‘Power Rangers’ Reboot Has Critics Mixed, But Its Performances Pop

“An interesting attempt to craft a grounded and character-driven adaptation”

If you’ve been doubtful over the new “Power Rangers” theatrical reboot, take heart — reviews indicate the film has, at least, some charm.

Critics are generally mixed on the new action fantasy movie — with opinions ranging from better-than-expected to downright horrible — but many are saying the performances are worth watching. TheWrap critic Alonso Duralde gives props to the five leads, who are “empathetic and engaging.” Elizabeth Banks also gets a shout out as the villain Rita Repulsa, and turns in a creepy, appropriately over-the-top performance.

However — as seemed evident from the trailers — the darker, grimmer take on the low-budget outing doesn’t always work, some critics saying the film seems embarrassed by its source material. Reviwers also knocked off points for predictability, comparing it to other superhero blockbusters.

The Rotten Tomatoes score is currently split down the middle at 50 percent, but that could soon change as more reviews stream in.

“Saban’s Power Rangers” hits theaters on March 24.

Here are six review excerpts that should give you an idea about how the new flick has critics split.

Alonso Duralde, TheWrap:

“‘Power Rangers’ is baloney through and through, but as baloney goes, it’s better than you might expect. It packs enough zing to make you forgive the origin-story clichés. And the predictable save-the-world stuff.

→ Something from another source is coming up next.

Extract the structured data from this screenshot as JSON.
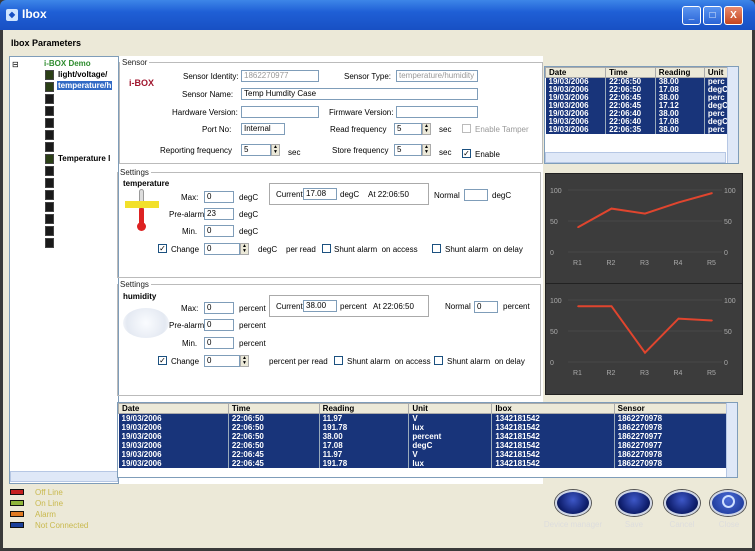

And the insanely ubiquitous product placement. (Seriously, whatever Krispy Kreme paid to be an actual plot point in this movie, they got their money’s worth.)”

Tim Grierson, ScreenDaily:

“A teen group therapy session disguised as a superhero movie, ‘Power Rangers’ is numbingly predictable and cynically made, recycling myriad blockbuster tropes but draining their adolescent pleasures in the process. Based on the loony Japanese series, which morphed into an equally goofy American TV show, this more sincere big-screen version wants to honour its characters’ high-school angst while maintaining the property’s campy spirit. However, neither tone works.”

David Ehrlich, IndieWire:

“The film is a blast during the few brief moments when it embraces the cartoon craziness that’s made the television show into such a cultural fixture, but it sheepishly backs away from every one of these giddy indulgences as if it’s afraid of getting caught with a hand in the cookie jar; why play the series’ unforgettable theme song (‘Go Go, Power Rangers!’) if you’re going to cut it off after just a few bars? If only ‘Power Rangers’ had the courage to put down its mask and work with its audience. It may not be possible to cram a ton of crayons in a butt, but that doesn’t mean we should settle for anonymous photocopies, instead.”

Scott Mendelson, Forbes:

“As someone with no strong feelings for the ‘Power Rangers’ franchise (I hated it as a kid and came to appreciate its charms as a parent), this is an interesting attempt to craft a grounded and character-driven adaptation, one that successfully blends genre with larger-than-life superhero spectacle. And if you might find it absurd to have a somber and violent ‘Power Rangers’ movie, then we should note that it can co-exist with the 800+ episodes of the more kid-friendly televised variation.”